Ainsi la marche russe est mise à nu, soit un total de 20 athlètes convaincus de dopage en 6 ans. Il était temps. A propos de cette discipline, nous parlions de l’école russe, nous évoquions un fleuron, le centre de Saranks était cité en exemple. Les titres et médailles corroboraient ces propos, la Russie n’ayant telle pas conquis 38 médailles en grands championnats ces 10 dernières années, dont 17 en or comprenant 4 titres olympiques et 11 titres mondiaux dont un triplé historique en 2011 à Daegu, les deux 20 km et le 50 tombant dans l’escarcelle russe.
Ce n’était donc que mensonges, duperie et escroquerie en bande organisée, un vol de médailles et de titres institutionnalisé, couvert par une fédération complice.

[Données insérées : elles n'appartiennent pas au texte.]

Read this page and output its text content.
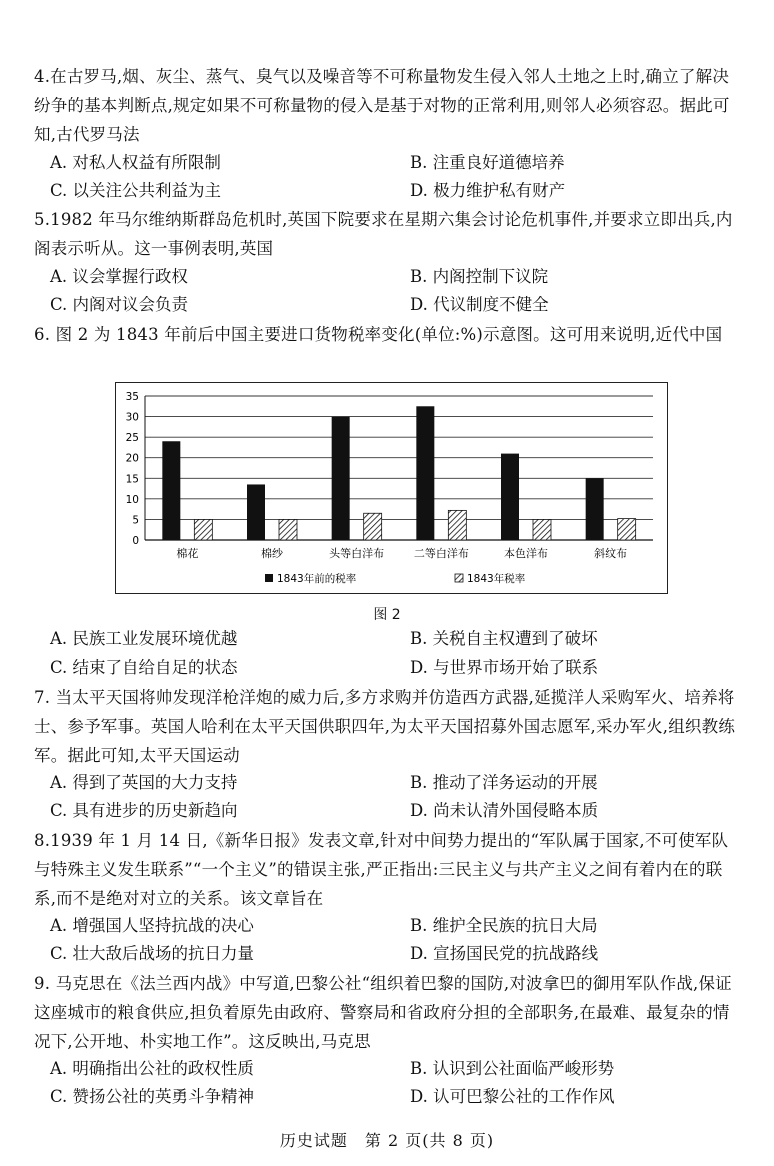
4.在古罗马,烟、灰尘、蒸气、臭气以及噪音等不可称量物发生侵入邻人土地之上时,确立了解决纷争的基本判断点,规定如果不可称量物的侵入是基于对物的正常利用,则邻人必须容忍。据此可知,古代罗马法
A. 对私人权益有所限制	B. 注重良好道德培养
C. 以关注公共利益为主	D. 极力维护私有财产
5.1982 年马尔维纳斯群岛危机时,英国下院要求在星期六集会讨论危机事件,并要求立即出兵,内阁表示听从。这一事例表明,英国
A. 议会掌握行政权	B. 内阁控制下议院
C. 内阁对议会负责	D. 代议制度不健全
6. 图 2 为 1843 年前后中国主要进口货物税率变化(单位:%)示意图。这可用来说明,近代中国
0
5
10
15
20
25
30
35
棉花	棉纱	头等白洋布	二等白洋布	本色洋布	斜纹布
1843年前的税率	1843年税率
图 2
A. 民族工业发展环境优越	B. 关税自主权遭到了破坏
C. 结束了自给自足的状态	D. 与世界市场开始了联系
7. 当太平天国将帅发现洋枪洋炮的威力后,多方求购并仿造西方武器,延揽洋人采购军火、培养将士、参予军事。英国人哈利在太平天国供职四年,为太平天国招募外国志愿军,采办军火,组织教练军。据此可知,太平天国运动
A. 得到了英国的大力支持	B. 推动了洋务运动的开展
C. 具有进步的历史新趋向	D. 尚未认清外国侵略本质
8.1939 年 1 月 14 日,《新华日报》发表文章,针对中间势力提出的“军队属于国家,不可使军队与特殊主义发生联系”“一个主义”的错误主张,严正指出:三民主义与共产主义之间有着内在的联系,而不是绝对对立的关系。该文章旨在
A. 增强国人坚持抗战的决心	B. 维护全民族的抗日大局
C. 壮大敌后战场的抗日力量	D. 宣扬国民党的抗战路线
9. 马克思在《法兰西内战》中写道,巴黎公社“组织着巴黎的国防,对波拿巴的御用军队作战,保证这座城市的粮食供应,担负着原先由政府、警察局和省政府分担的全部职务,在最难、最复杂的情况下,公开地、朴实地工作”。这反映出,马克思
A. 明确指出公社的政权性质	B. 认识到公社面临严峻形势
C. 赞扬公社的英勇斗争精神	D. 认可巴黎公社的工作作风
历史试题　第 2 页(共 8 页)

Même si le microcosme de la marche s’était toujours posé des questions sur l’authenticité de ce modèle « à la russe ».
Bien entendu, se pose désormais la question de la redistribution des médailles alors que ces athlètes viennent de recevoir des peines lourdes dont ils ne se remettront jamais. Des voix se sont faites entendre en Irlande. La fédération irlandaise a d’ors et déjà demandé à l’IAAF de réattribuer la médaille de bronze à Rob Heffernan (4ème aux J.O. de Londres en 2012) et l’or à Olive Loughnane (seconde aux Mondiaux de Berlin en 2009).